Ah, o Sul. Esse lugar de gente estranha, de influências em movimento e de um tipo de poder tão feroz que, nos seus momentos de máxima violência, deixa marcas tão profundas que quem parte fá-lo para nunca mais voltar. Ou, pelo menos, é essa a intenção. Earl Tubb deixou o Sul há quarenta anos e o regresso pretende ser apenas passageiro: esvaziar a casa do tio que se mudou para um lar e depois voltar para a sua vidinha bem longe dali. Só que... o Sul tem as suas manhas e, quando o caminho de Earl se cruza com o de um velho conhecido em sarilhos, ele não consegue resistir a tentar ajudar.
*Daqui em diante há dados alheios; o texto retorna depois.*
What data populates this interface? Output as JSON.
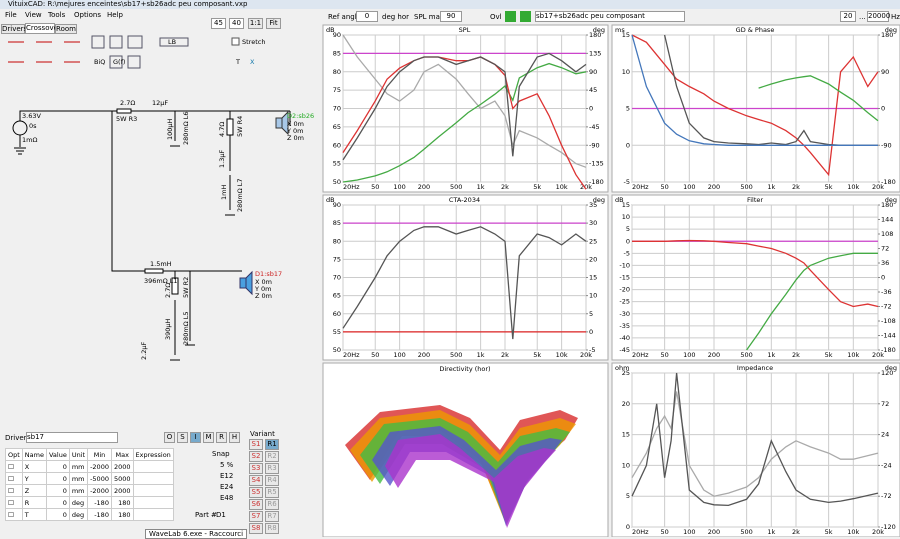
{
  "window": {
    "title": "VituixCAD: R:\\mejures enceintes\\sb17+sb26adc peu composant.vxp"
  },
  "menu": [
    "File",
    "View",
    "Tools",
    "Options",
    "Help"
  ],
  "zoom": {
    "w": 45,
    "h": 40,
    "ratio": "1:1",
    "fit": "Fit"
  },
  "tabs": [
    "Drivers",
    "Crossover",
    "Room"
  ],
  "toolbar": {
    "lb": "LB",
    "stretch": "Stretch",
    "biq": "BiQ",
    "gf": "G(f)",
    "t": "T",
    "x": "X"
  },
  "schematic": {
    "labels": [
      "3.63V",
      "0s",
      "1mΩ",
      "2.7Ω",
      "5W R3",
      "12µF",
      "100µH",
      "280mΩ L6",
      "4.7Ω",
      "5W R4",
      "1.3µF",
      "1mH",
      "280mΩ L7",
      "D2:sb26",
      "X 0m",
      "Y 0m",
      "Z 0m",
      "1.5mH",
      "396mΩ L1",
      "2.7Ω",
      "5W R2",
      "390µH",
      "280mΩ L5",
      "2.2µF",
      "D1:sb17",
      "X 0m",
      "Y 0m",
      "Z 0m"
    ]
  },
  "driver_panel": {
    "label": "Driver",
    "driver": "sb17",
    "buttons": [
      "O",
      "S",
      "I",
      "M",
      "R",
      "H"
    ],
    "headers": [
      "Opt",
      "Name",
      "Value",
      "Unit",
      "Min",
      "Max",
      "Expression"
    ],
    "rows": [
      [
        "X",
        0,
        "mm",
        -2000,
        2000
      ],
      [
        "Y",
        0,
        "mm",
        -5000,
        5000
      ],
      [
        "Z",
        0,
        "mm",
        -2000,
        2000
      ],
      [
        "R",
        0,
        "deg",
        -180,
        180
      ],
      [
        "T",
        0,
        "deg",
        -180,
        180
      ]
    ],
    "snap_label": "Snap",
    "snap": [
      "5 %",
      "E12",
      "E24",
      "E48"
    ],
    "variant_label": "Variant",
    "variants_s": [
      "S1",
      "S2",
      "S3",
      "S4",
      "S5",
      "S6",
      "S7",
      "S8"
    ],
    "variants_r": [
      "R1",
      "R2",
      "R3",
      "R4",
      "R5",
      "R6",
      "R7",
      "R8"
    ],
    "part_label": "Part #",
    "part": "D1"
  },
  "tooltip": "WaveLab 6.exe - Raccourci",
  "chart_toolbar": {
    "ref_angle": "Ref angle",
    "angle": 0,
    "deg_hor": "deg hor",
    "spl_max": "SPL max",
    "spl_value": 90,
    "ovl": "Ovl",
    "file": "sb17+sb26adc peu composant",
    "f_min": 20,
    "dots": "...",
    "f_max": 20000,
    "hz": "Hz"
  },
  "directivity_title": "Directivity (hor)",
  "chart_data": [
    {
      "type": "line",
      "title": "SPL",
      "ylabel": "dB",
      "y2label": "deg",
      "x": [
        20,
        30,
        50,
        70,
        100,
        150,
        200,
        300,
        500,
        700,
        1000,
        1500,
        2000,
        2500,
        3000,
        5000,
        7000,
        10000,
        15000,
        20000
      ],
      "xlim": [
        20,
        20000
      ],
      "xticks": [
        {
          "value": 20,
          "label": "20Hz"
        },
        50,
        100,
        200,
        500,
        {
          "value": 1000,
          "label": "1k"
        },
        {
          "value": 2000,
          "label": "2k"
        },
        {
          "value": 5000,
          "label": "5k"
        },
        {
          "value": 10000,
          "label": "10k"
        },
        {
          "value": 20000,
          "label": "20k"
        }
      ],
      "ylim": [
        50,
        90
      ],
      "yticks": [
        50,
        55,
        60,
        65,
        70,
        75,
        80,
        85,
        90
      ],
      "y2lim": [
        -180,
        180
      ],
      "y2ticks": [
        -180,
        -135,
        -90,
        -45,
        0,
        45,
        90,
        135,
        180
      ],
      "ref_lines": [
        {
          "value": 85,
          "color": "#cc44cc"
        }
      ],
      "series": [
        {
          "color": "#aaaaaa",
          "values": [
            90,
            84,
            78,
            74,
            72,
            75,
            80,
            82,
            78,
            74,
            70,
            72,
            68,
            60,
            64,
            62,
            60,
            58,
            55,
            54
          ]
        },
        {
          "color": "#44aa44",
          "axis": "y2",
          "values": [
            -180,
            -175,
            -165,
            -155,
            -140,
            -120,
            -100,
            -70,
            -35,
            -10,
            10,
            35,
            55,
            20,
            75,
            100,
            110,
            100,
            85,
            90
          ]
        },
        {
          "color": "#dd3333",
          "values": [
            58,
            64,
            72,
            78,
            81,
            83,
            84,
            84,
            83,
            83,
            84,
            82,
            79,
            70,
            72,
            74,
            68,
            60,
            52,
            48
          ]
        },
        {
          "color": "#555555",
          "values": [
            56,
            62,
            70,
            76,
            80,
            83,
            84,
            84,
            82,
            83,
            84,
            82,
            80,
            57,
            76,
            84,
            85,
            83,
            80,
            82
          ]
        }
      ]
    },
    {
      "type": "line",
      "title": "GD & Phase",
      "ylabel": "ms",
      "y2label": "deg",
      "x": [
        20,
        30,
        50,
        70,
        100,
        150,
        200,
        300,
        500,
        700,
        1000,
        1500,
        2000,
        2500,
        3000,
        5000,
        7000,
        10000,
        15000,
        20000
      ],
      "xlim": [
        20,
        20000
      ],
      "xticks": [
        {
          "value": 20,
          "label": "20Hz"
        },
        50,
        100,
        200,
        500,
        {
          "value": 1000,
          "label": "1k"
        },
        {
          "value": 2000,
          "label": "2k"
        },
        {
          "value": 5000,
          "label": "5k"
        },
        {
          "value": 10000,
          "label": "10k"
        },
        {
          "value": 20000,
          "label": "20k"
        }
      ],
      "ylim": [
        -5,
        15
      ],
      "yticks": [
        -5,
        0,
        5,
        10,
        15
      ],
      "y2lim": [
        -180,
        180
      ],
      "y2ticks": [
        -180,
        -90,
        0,
        90,
        180
      ],
      "ref_lines": [
        {
          "value": 5,
          "color": "#cc44cc"
        }
      ],
      "series": [
        {
          "color": "#dd3333",
          "values": [
            15,
            14,
            11,
            9,
            8,
            7,
            6,
            5,
            4,
            3.5,
            3,
            2,
            1,
            0,
            -1,
            -4,
            10,
            12,
            8,
            10
          ]
        },
        {
          "color": "#44aa44",
          "axis": "y2",
          "values": [
            null,
            null,
            null,
            null,
            null,
            null,
            null,
            null,
            null,
            50,
            60,
            70,
            75,
            78,
            80,
            60,
            40,
            20,
            -10,
            -30
          ]
        },
        {
          "color": "#555555",
          "values": [
            null,
            null,
            15,
            8,
            3,
            1,
            0.5,
            0.3,
            0.2,
            0.1,
            0.3,
            0.1,
            0.5,
            2,
            0.5,
            0.1,
            0,
            0,
            0,
            0
          ]
        },
        {
          "color": "#4477bb",
          "values": [
            15,
            8,
            3,
            1.5,
            0.6,
            0.2,
            0.1,
            0,
            0,
            0,
            0,
            0,
            0,
            0,
            0,
            0,
            0,
            0,
            0,
            0
          ]
        }
      ]
    },
    {
      "type": "line",
      "title": "CTA-2034",
      "ylabel": "dB",
      "y2label": "deg",
      "x": [
        20,
        30,
        50,
        70,
        100,
        150,
        200,
        300,
        500,
        700,
        1000,
        1500,
        2000,
        2500,
        3000,
        5000,
        7000,
        10000,
        15000,
        20000
      ],
      "xlim": [
        20,
        20000
      ],
      "xticks": [
        {
          "value": 20,
          "label": "20Hz"
        },
        50,
        100,
        200,
        500,
        {
          "value": 1000,
          "label": "1k"
        },
        {
          "value": 2000,
          "label": "2k"
        },
        {
          "value": 5000,
          "label": "5k"
        },
        {
          "value": 10000,
          "label": "10k"
        },
        {
          "value": 20000,
          "label": "20k"
        }
      ],
      "ylim": [
        50,
        90
      ],
      "yticks": [
        50,
        55,
        60,
        65,
        70,
        75,
        80,
        85,
        90
      ],
      "y2lim": [
        -5,
        35
      ],
      "y2ticks": [
        -5,
        0,
        5,
        10,
        15,
        20,
        25,
        30,
        35
      ],
      "ref_lines": [
        {
          "value": 85,
          "color": "#cc44cc"
        },
        {
          "value": 55,
          "color": "#dd2222"
        }
      ],
      "series": [
        {
          "color": "#555555",
          "values": [
            56,
            62,
            70,
            76,
            80,
            83,
            84,
            84,
            82,
            83,
            84,
            82,
            80,
            53,
            76,
            82,
            81,
            79,
            82,
            80
          ]
        }
      ]
    },
    {
      "type": "line",
      "title": "Filter",
      "ylabel": "dB",
      "y2label": "deg",
      "x": [
        20,
        30,
        50,
        70,
        100,
        150,
        200,
        300,
        500,
        700,
        1000,
        1500,
        2000,
        2500,
        3000,
        5000,
        7000,
        10000,
        15000,
        20000
      ],
      "xlim": [
        20,
        20000
      ],
      "xticks": [
        {
          "value": 20,
          "label": "20Hz"
        },
        50,
        100,
        200,
        500,
        {
          "value": 1000,
          "label": "1k"
        },
        {
          "value": 2000,
          "label": "2k"
        },
        {
          "value": 5000,
          "label": "5k"
        },
        {
          "value": 10000,
          "label": "10k"
        },
        {
          "value": 20000,
          "label": "20k"
        }
      ],
      "ylim": [
        -45,
        15
      ],
      "yticks": [
        -45,
        -40,
        -35,
        -30,
        -25,
        -20,
        -15,
        -10,
        -5,
        0,
        5,
        10,
        15
      ],
      "y2lim": [
        -180,
        180
      ],
      "y2ticks": [
        -180,
        -144,
        -108,
        -72,
        -36,
        0,
        36,
        72,
        108,
        144,
        180
      ],
      "ref_lines": [
        {
          "value": 0,
          "color": "#cc44cc"
        }
      ],
      "series": [
        {
          "color": "#dd3333",
          "values": [
            0,
            0,
            0,
            0.2,
            0.3,
            0.2,
            0,
            -0.5,
            -1,
            -2,
            -3,
            -5,
            -7,
            -9,
            -12,
            -20,
            -25,
            -27,
            -26,
            -27
          ]
        },
        {
          "color": "#44aa44",
          "values": [
            null,
            null,
            null,
            null,
            null,
            null,
            null,
            null,
            -45,
            -38,
            -30,
            -22,
            -16,
            -12,
            -10,
            -7,
            -6,
            -5,
            -5,
            -5
          ]
        }
      ]
    },
    {
      "type": "line",
      "title": "Impedance",
      "ylabel": "ohm",
      "y2label": "deg",
      "x": [
        20,
        30,
        40,
        50,
        60,
        70,
        100,
        150,
        200,
        300,
        500,
        700,
        1000,
        1500,
        2000,
        3000,
        5000,
        7000,
        10000,
        20000
      ],
      "xlim": [
        20,
        20000
      ],
      "xticks": [
        {
          "value": 20,
          "label": "20Hz"
        },
        50,
        100,
        200,
        500,
        {
          "value": 1000,
          "label": "1k"
        },
        {
          "value": 2000,
          "label": "2k"
        },
        {
          "value": 5000,
          "label": "5k"
        },
        {
          "value": 10000,
          "label": "10k"
        },
        {
          "value": 20000,
          "label": "20k"
        }
      ],
      "ylim": [
        0,
        25
      ],
      "yticks": [
        0,
        5,
        10,
        15,
        20,
        25
      ],
      "y2lim": [
        -120,
        120
      ],
      "y2ticks": [
        -120,
        -72,
        -24,
        24,
        72,
        120
      ],
      "ref_lines": [],
      "series": [
        {
          "color": "#aaaaaa",
          "values": [
            8,
            12,
            16,
            18,
            16,
            22,
            10,
            6,
            5,
            5.5,
            6.5,
            8,
            11,
            13,
            14,
            13,
            12,
            11,
            11,
            12
          ]
        },
        {
          "color": "#555555",
          "values": [
            5,
            10,
            20,
            8,
            14,
            25,
            6,
            4,
            3.6,
            3.5,
            4.5,
            7,
            14,
            9,
            6,
            4.5,
            4,
            4.2,
            4.6,
            5.5
          ]
        }
      ]
    }
  ]
}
O que, num cenário onde o poder se impõe pela força, talvez não seja a mais saudável das ideias...
Basta um olhar à capa, com os seus tons de vermelho e a sua imagem de violência anunciada, e uma breve leitura da sinopse para antever uma boa dose de sangue e de porrada. E, sim, também nesse sentido o livro corresponde às expectativas. Mas há algo mais e as surpresas começam desde muito cedo. O retrato do Sul cruel e impiedoso começa logo no prefácio, estranha declaração de amor-ódio ao Sul, e esse sentimento ambíguo prolonga-se para a própria história. Ou não fosse o protagonista um sulista que jurou nunca mais voltar... mas que, bem, está mesmo de volta.
O Sul desta série não é nitidamente um lugar muito civilizado e a forma como os autores retratam isto é bastante precisa. Afinal, há uma certa desolação que permeia tudo, desde os cenários propositadamente esbatidos às sombras da noite, onde tudo acontece, passando por um passado feito também de memórias vermelhas. Desolação e violência: talvez sejam estes os ingredientes centrais desta história. Mas o impacto... ah, bom. O impacto vem da complexidade que se esconde a cada canto.
E a maior complexidade está mesmo em Earl Tubb, embora o estranho regime instalado na sua terra natal tenha também as suas estranhas e tenebrosas complexidades. Mas Earl, o homem que partiu para nunca mais regressar, movido por uma aversão tão profunda que o levou a celebrar a morte do próprio pai... mas que se transformou num reflexo do seu próprio passado. Earl Tubb, que não veio para fazer frente ao poder instituído, mas que... não consegue evitar. Que quer recuar mas não pode, pois é, também, em certa medida, o herdeiro de um legado moral que nunca quis... Earl Tubb é a verdadeira alma do início desta estranha e implacável história. E é talvez também isto que faz com que a forma como este primeiro volume termina seja algo de tão devastador. Porque há uma leve esperança que se manifesta - o tipo de esperança que não pode ser permitido naquele tipo de local.
Escusado será dizer que tudo fica em aberto, mas não é de curiosidade insatisfeita a sensação que fica ao chegar ao fim. Não. Tudo o que tinha de acontecer aqui, aconteceu de facto. O que vier a seguir será uma nova fase. E por isso, não é curiosidade insatisfeita, é vontade de continuar. E de continuar o mais cedo possível.
Intenso, complexo e implacável, trata-se, pois, de um início notável para uma série que promete ainda muito mais. Cheio de crueldade, mas permeado de meticulosos rasgos de emoção, um livro que se entranha na memória com a mesma tenacidade do seu protagonista. Muito bom.